Tuesday, June 18, 2013

Huzzah for weird dissertations, fully indexed.

Amos Brown as Nanki Poo in The Mikado
This one's worth writing about both because it involved an unconventional research strategy and because the results were so fun.

Thirteen years ago someone showed up to our annual second-cousins Brown family reunion with a photo of my English great-grandfather Amos Brown as a young man in his late 20s or early 30s, dressed in tights and a kimono-type robe, performing the lead role (Nanki-Poo) in The Mikado at a college somewhere in Cache Valley, Utah. We (my branch of the family, and others who'd never seen the photo) were stunned and delighted. We knew he'd been an excellent singer and very talented musically, but didn't know he'd ever donned tights or performed on a non-church stage. I've had a copy of that photo on display ever since and wanted to know more about the performance, but only one branch of the family knew anything about it, and all they knew was this: that great-grandpa Brown, who didn't even make it through grade school, had been asked by a college theater department to take the lead in The Mikado even though he wasn't a college student because he had such a great voice and because he also knew how to play stringed instruments. But nothing else about it was known in the family--no information about what college this happened at, when it happened, whether his performance was well received, or anything else.

So last summer I resolved that I was going to try to find the answer in time for my grandpa's birthday so that I could give him what I found as a birthday present. At first I thought it safe to assume that the college had been the Agricultural College (the biggest of the Cache Valley colleges, which is now Utah State University), but that's a fair distance from where I live, and I couldn't find any evidence from their online archive catalog that they had an easy to search database of old college theater performances. I was willing to make the drive to the USU library, but not if I didn't have reasonable hope of getting a lead within a few hours, and because I didn't even know if USU was the right school, I hesitated to take that route.

The old Logan newspapers had not yet been digitized (even though many other Utah papers had been), so I couldn't just do a newspaper text recognition search.

And the possible time span was about ten years, so searching through Logan newspapers on microfilm hoping to stumble on a story about the performance would have been a fool's errand.

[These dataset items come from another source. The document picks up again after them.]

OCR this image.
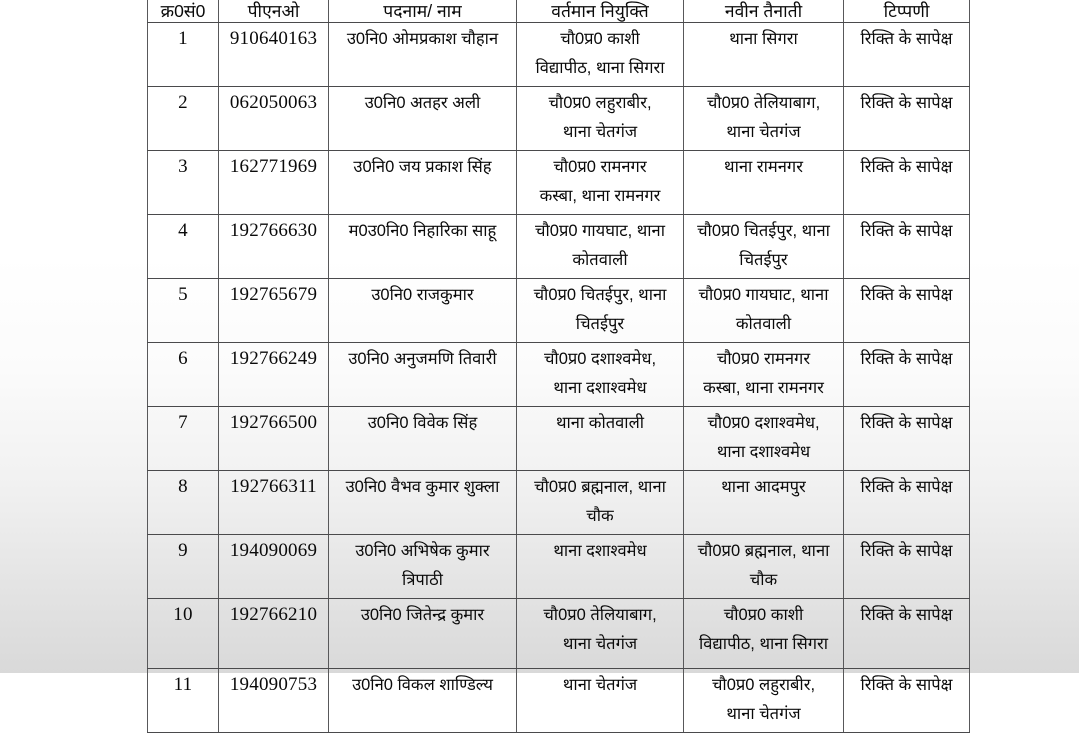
क्र0सं0	पीएनओ	पदनाम/ नाम	वर्तमान नियुक्ति	नवीन तैनाती	टिप्पणी
1	910640163	उ0नि0 ओमप्रकाश चौहान	चौ0प्र0 काशी
विद्यापीठ, थाना सिगरा	थाना सिगरा	रिक्ति के सापेक्ष

2	062050063	उ0नि0 अतहर अली	चौ0प्र0 लहुराबीर,
थाना चेतगंज	चौ0प्र0 तेलियाबाग,
थाना चेतगंज	रिक्ति के सापेक्ष

3	162771969	उ0नि0 जय प्रकाश सिंह	चौ0प्र0 रामनगर
कस्बा, थाना रामनगर	थाना रामनगर	रिक्ति के सापेक्ष

4	192766630	म0उ0नि0 निहारिका साहू	चौ0प्र0 गायघाट, थाना
कोतवाली	चौ0प्र0 चितईपुर, थाना
चितईपुर	रिक्ति के सापेक्ष

5	192765679	उ0नि0 राजकुमार	चौ0प्र0 चितईपुर, थाना
चितईपुर	चौ0प्र0 गायघाट, थाना
कोतवाली	रिक्ति के सापेक्ष

6	192766249	उ0नि0 अनुजमणि तिवारी	चौ0प्र0 दशाश्वमेध,
थाना दशाश्वमेध	चौ0प्र0 रामनगर
कस्बा, थाना रामनगर	रिक्ति के सापेक्ष

7	192766500	उ0नि0 विवेक सिंह	थाना कोतवाली	चौ0प्र0 दशाश्वमेध,
थाना दशाश्वमेध	रिक्ति के सापेक्ष

8	192766311	उ0नि0 वैभव कुमार शुक्ला	चौ0प्र0 ब्रह्मनाल, थाना
चौक	थाना आदमपुर	रिक्ति के सापेक्ष

9	194090069	उ0नि0 अभिषेक कुमार
त्रिपाठी	थाना दशाश्वमेध	चौ0प्र0 ब्रह्मनाल, थाना
चौक	रिक्ति के सापेक्ष

10	192766210	उ0नि0 जितेन्द्र कुमार	चौ0प्र0 तेलियाबाग,
थाना चेतगंज	चौ0प्र0 काशी
विद्यापीठ, थाना सिगरा	रिक्ति के सापेक्ष

11	194090753	उ0नि0 विकल शाण्डिल्य	थाना चेतगंज	चौ0प्र0 लहुराबीर,
थाना चेतगंज	रिक्ति के सापेक्ष
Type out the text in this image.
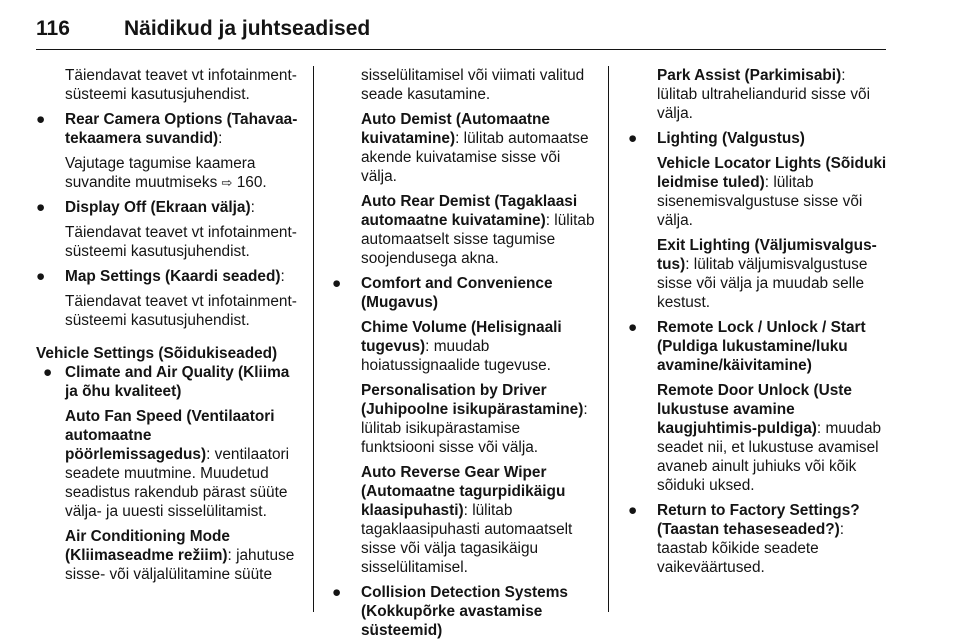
116	Näidikud ja juhtseadised

Täiendavat teavet vt infotainment-süsteemi kasutusjuhendist.

● Rear Camera Options (Tahavaa-tekaamera suvandid):

Vajutage tagumise kaamera suvandite muutmiseks ⇨ 160.

● Display Off (Ekraan välja):

Täiendavat teavet vt infotainment-süsteemi kasutusjuhendist.

● Map Settings (Kaardi seaded):

Täiendavat teavet vt infotainment-süsteemi kasutusjuhendist.

Vehicle Settings (Sõidukiseaded)

● Climate and Air Quality (Kliima ja õhu kvaliteet)

Auto Fan Speed (Ventilaatori automaatne pöörlemissagedus): ventilaatori seadete muutmine. Muudetud seadistus rakendub pärast süüte välja- ja uuesti sisselülitamist.

Air Conditioning Mode (Kliimaseadme režiim): jahutuse sisse- või väljalülitamine süüte

sisselülitamisel või viimati valitud seade kasutamine.

Auto Demist (Automaatne kuivatamine): lülitab automaatse akende kuivatamise sisse või välja.

Auto Rear Demist (Tagaklaasi automaatne kuivatamine): lülitab automaatselt sisse tagumise soojendusega akna.

● Comfort and Convenience (Mugavus)

Chime Volume (Helisignaali tugevus): muudab hoiatussignaalide tugevuse.

Personalisation by Driver (Juhipoolne isikupärastamine): lülitab isikupärastamise funktsiooni sisse või välja.

Auto Reverse Gear Wiper (Automaatne tagurpidikäigu klaasipuhasti): lülitab tagaklaasipuhasti automaatselt sisse või välja tagasikäigu sisselülitamisel.

● Collision Detection Systems (Kokkupõrke avastamise süsteemid)

Park Assist (Parkimisabi): lülitab ultraheliandurid sisse või välja.

● Lighting (Valgustus)

Vehicle Locator Lights (Sõiduki leidmise tuled): lülitab sisenemisvalgustuse sisse või välja.

Exit Lighting (Väljumisvalgus-tus): lülitab väljumisvalgustuse sisse või välja ja muudab selle kestust.

● Remote Lock / Unlock / Start (Puldiga lukustamine/luku avamine/käivitamine)

Remote Door Unlock (Uste lukustuse avamine kaugjuhtimis-puldiga): muudab seadet nii, et lukustuse avamisel avaneb ainult juhiuks või kõik sõiduki uksed.

● Return to Factory Settings? (Taastan tehaseseaded?): taastab kõikide seadete vaikeväärtused.
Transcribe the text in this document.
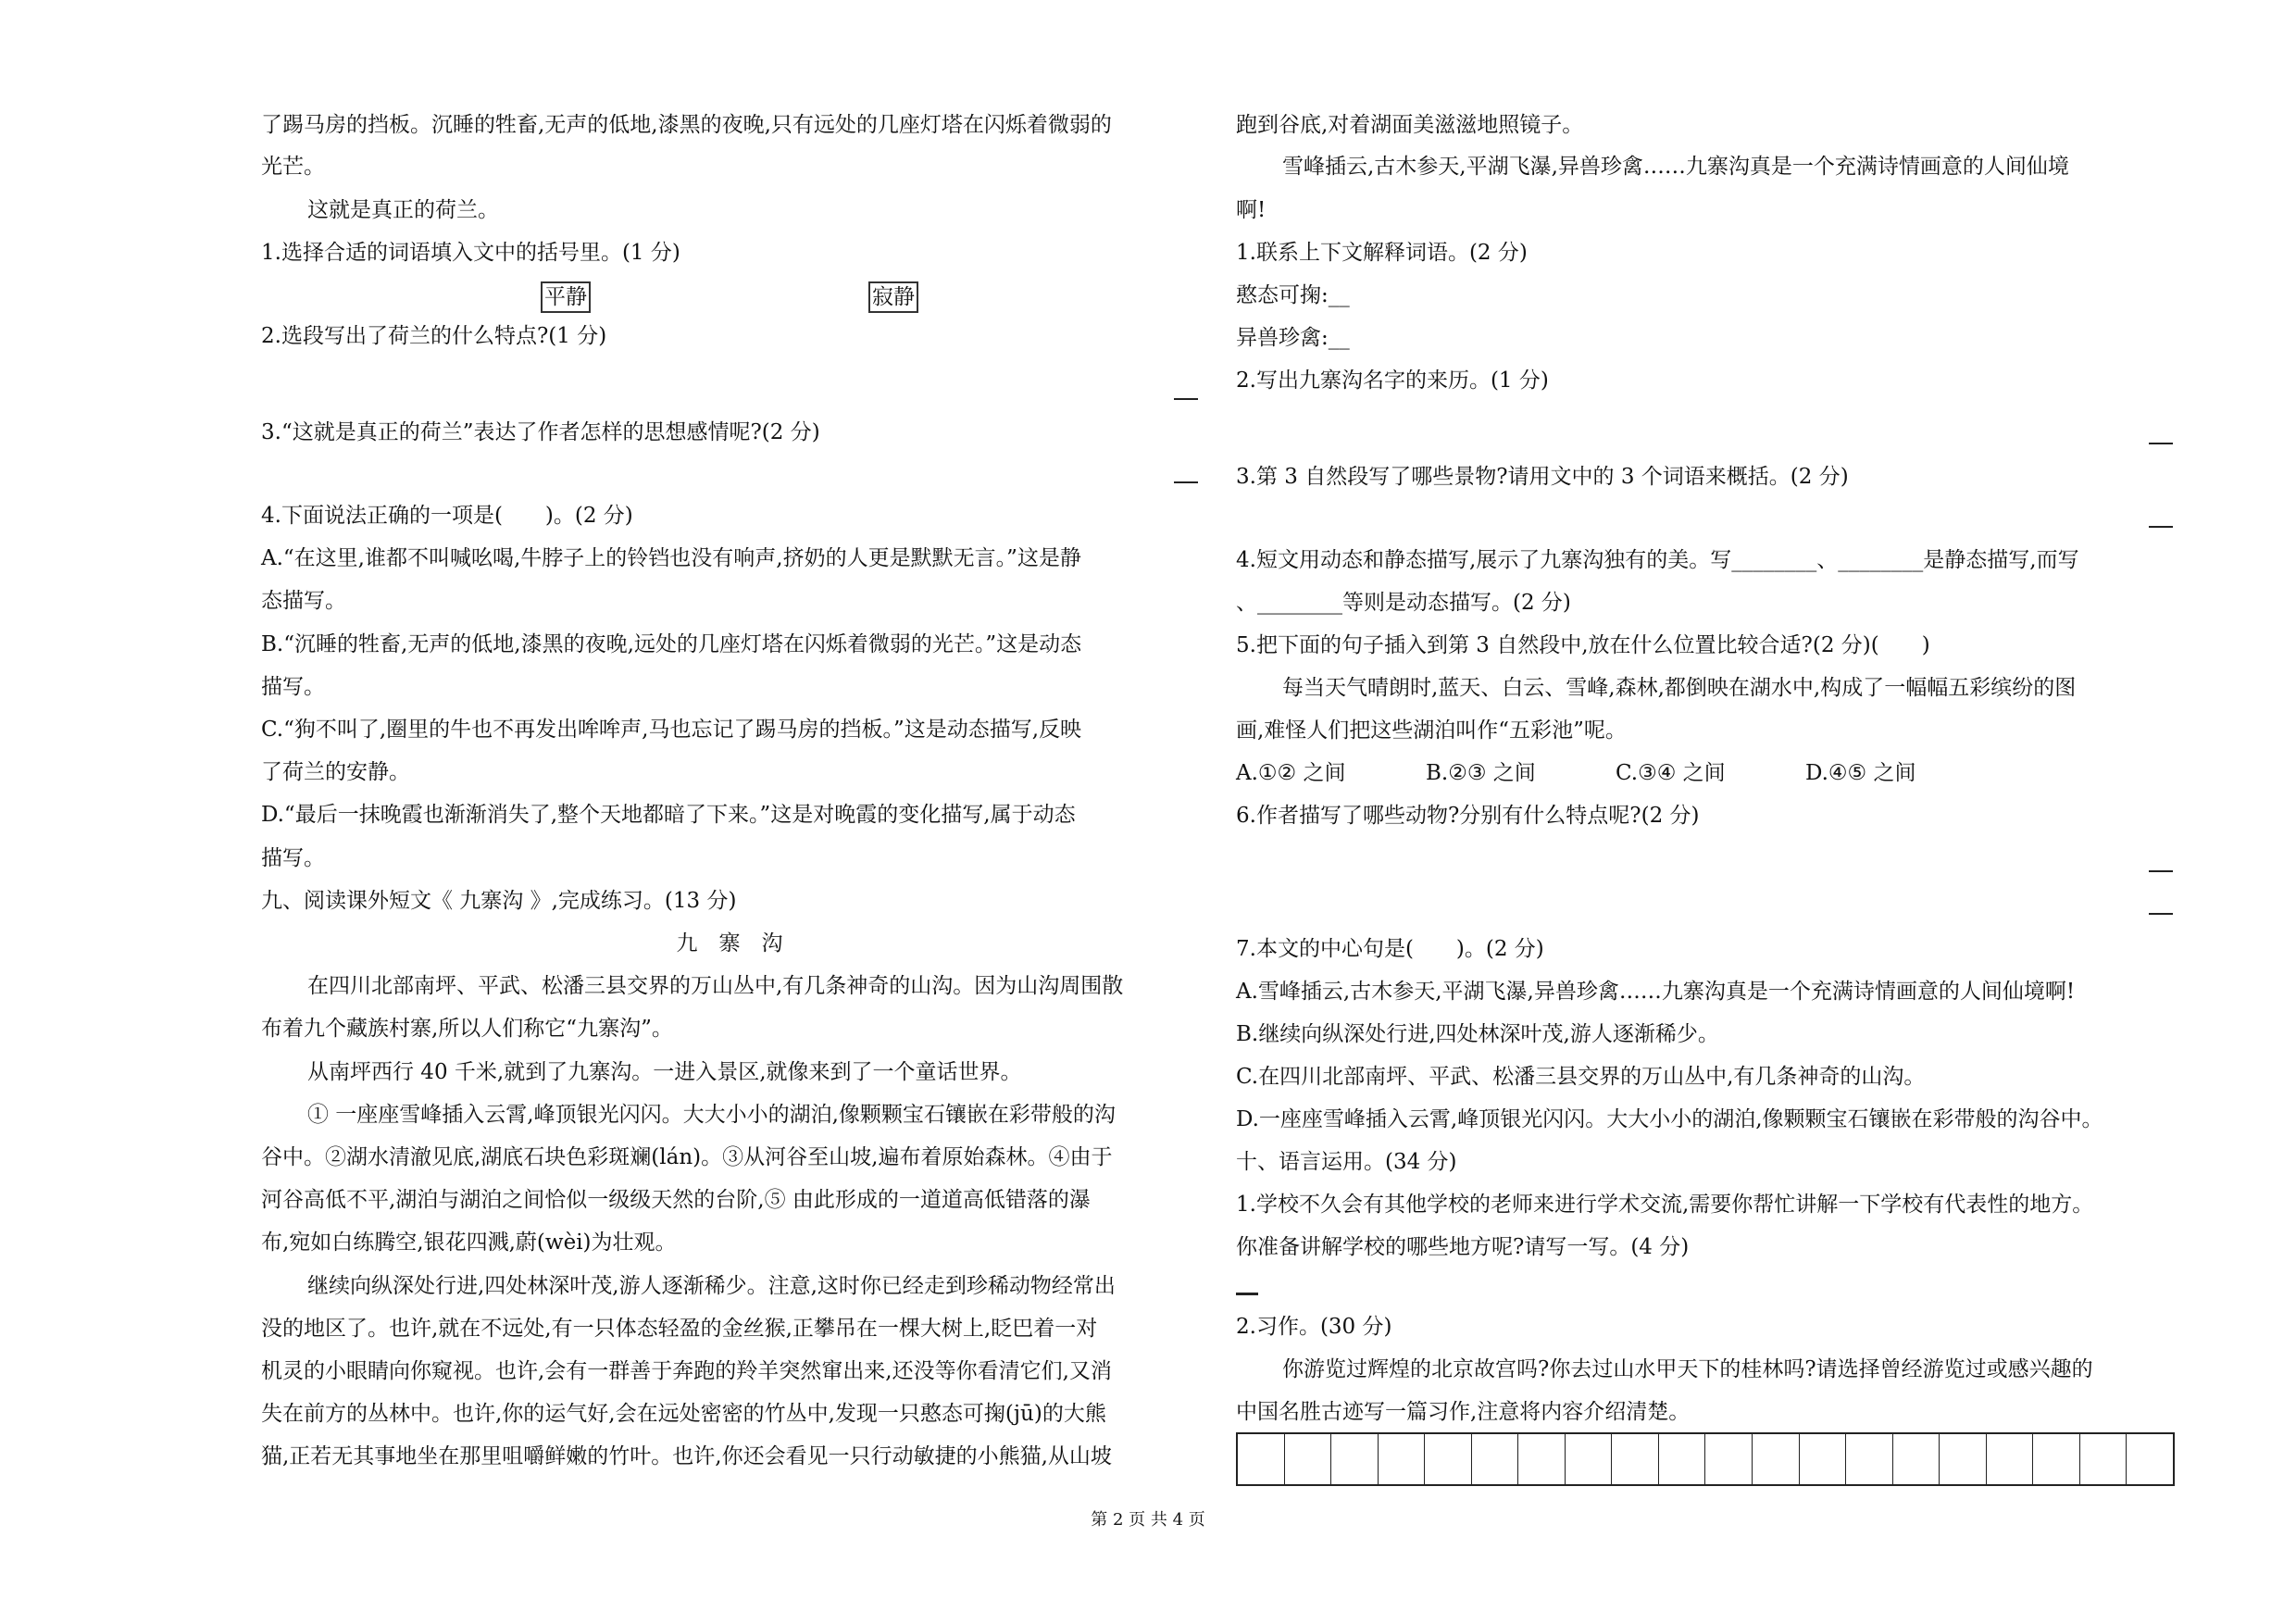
了踢马房的挡板。沉睡的牲畜,无声的低地,漆黑的夜晚,只有远处的几座灯塔在闪烁着微弱的
光芒。
这就是真正的荷兰。
1.选择合适的词语填入文中的括号里。(1 分)
平静	寂静
2.选段写出了荷兰的什么特点?(1 分)
3.“这就是真正的荷兰”表达了作者怎样的思想感情呢?(2 分)
4.下面说法正确的一项是(　　)。(2 分)
A.“在这里,谁都不叫喊吆喝,牛脖子上的铃铛也没有响声,挤奶的人更是默默无言。”这是静
态描写。
B.“沉睡的牲畜,无声的低地,漆黑的夜晚,远处的几座灯塔在闪烁着微弱的光芒。”这是动态
描写。
C.“狗不叫了,圈里的牛也不再发出哞哞声,马也忘记了踢马房的挡板。”这是动态描写,反映
了荷兰的安静。
D.“最后一抹晚霞也渐渐消失了,整个天地都暗了下来。”这是对晚霞的变化描写,属于动态
描写。
九、阅读课外短文《 九寨沟 》,完成练习。(13 分)
九　寨　沟
在四川北部南坪、平武、松潘三县交界的万山丛中,有几条神奇的山沟。因为山沟周围散
布着九个藏族村寨,所以人们称它“九寨沟”。
从南坪西行 40 千米,就到了九寨沟。一进入景区,就像来到了一个童话世界。
① 一座座雪峰插入云霄,峰顶银光闪闪。大大小小的湖泊,像颗颗宝石镶嵌在彩带般的沟
谷中。②湖水清澈见底,湖底石块色彩斑斓(lán)。③从河谷至山坡,遍布着原始森林。④由于
河谷高低不平,湖泊与湖泊之间恰似一级级天然的台阶,⑤ 由此形成的一道道高低错落的瀑
布,宛如白练腾空,银花四溅,蔚(wèi)为壮观。
继续向纵深处行进,四处林深叶茂,游人逐渐稀少。注意,这时你已经走到珍稀动物经常出
没的地区了。也许,就在不远处,有一只体态轻盈的金丝猴,正攀吊在一棵大树上,眨巴着一对
机灵的小眼睛向你窥视。也许,会有一群善于奔跑的羚羊突然窜出来,还没等你看清它们,又消
失在前方的丛林中。也许,你的运气好,会在远处密密的竹丛中,发现一只憨态可掬(jū)的大熊
猫,正若无其事地坐在那里咀嚼鲜嫩的竹叶。也许,你还会看见一只行动敏捷的小熊猫,从山坡
跑到谷底,对着湖面美滋滋地照镜子。
雪峰插云,古木参天,平湖飞瀑,异兽珍禽……九寨沟真是一个充满诗情画意的人间仙境
啊!
1.联系上下文解释词语。(2 分)
憨态可掬:__
异兽珍禽:__
2.写出九寨沟名字的来历。(1 分)
3.第 3 自然段写了哪些景物?请用文中的 3 个词语来概括。(2 分)
4.短文用动态和静态描写,展示了九寨沟独有的美。写________、________是静态描写,而写
、________等则是动态描写。(2 分)
5.把下面的句子插入到第 3 自然段中,放在什么位置比较合适?(2 分)(　　)
每当天气晴朗时,蓝天、白云、雪峰,森林,都倒映在湖水中,构成了一幅幅五彩缤纷的图
画,难怪人们把这些湖泊叫作“五彩池”呢。
A.①② 之间	B.②③ 之间	C.③④ 之间	D.④⑤ 之间
6.作者描写了哪些动物?分别有什么特点呢?(2 分)
7.本文的中心句是(　　)。(2 分)
A.雪峰插云,古木参天,平湖飞瀑,异兽珍禽……九寨沟真是一个充满诗情画意的人间仙境啊!
B.继续向纵深处行进,四处林深叶茂,游人逐渐稀少。
C.在四川北部南坪、平武、松潘三县交界的万山丛中,有几条神奇的山沟。
D.一座座雪峰插入云霄,峰顶银光闪闪。大大小小的湖泊,像颗颗宝石镶嵌在彩带般的沟谷中。
十、语言运用。(34 分)
1.学校不久会有其他学校的老师来进行学术交流,需要你帮忙讲解一下学校有代表性的地方。
你准备讲解学校的哪些地方呢?请写一写。(4 分)
2.习作。(30 分)
你游览过辉煌的北京故宫吗?你去过山水甲天下的桂林吗?请选择曾经游览过或感兴趣的
中国名胜古迹写一篇习作,注意将内容介绍清楚。
第 2 页 共 4 页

So one day when I was in the LDS Church Archives doing some research for a friend I decided to try some catalog searches on "Logan" and "theater" just to see if anything popped up. The Church Archives contains a lot of material that is non-religious, but connected to Utah culture or history. And what did I find? Someone had written their doctoral dissertation on theater performances in Logan in the early part of the 20th Century (!!?!) and a copy of the dissertation had been donated to the Church Archives! I had it pulled and found that it was fully indexed--so I just looked up "Mikado" in the index, found that there were only two college productions of The Mikado in the ten-year span I was considering, and wrote down the dates of those performances. I was then able to go up to the University of Utah, which is just ten minutes from my house, and search the Logan papers on microfilm to see which of those two productions included great-grandpa Brown. Turns out the Mikado that great-grandpa Brown was involved with was performed in March 1906 and was not connected with the Agricultural College, but rather with the now-defunct Brigham Young College in Logan. And here is some of what I found:



And in the Logan Republican on March 14, 1906 there was a paragraph praising great-grandpa Brown's performance:

"Amos Brown, as 'Nanki Poo,' carried one of the stellar roles and of him there can hardly be too much praise. Brown has a tenor voice of very pleasing quality and he was so thoroughly at his ease that he was able to do his best. He won the best favor of the audience."

My grandpa loved seeing what I found about his father, and we also sent it to his sister, my great-aunt Phyllis, for her 100th birthday. She later took me aside and told me that there was nothing I could have sent her that would have made her happier.

Have I mentioned that I love this stuff? I love this stuff.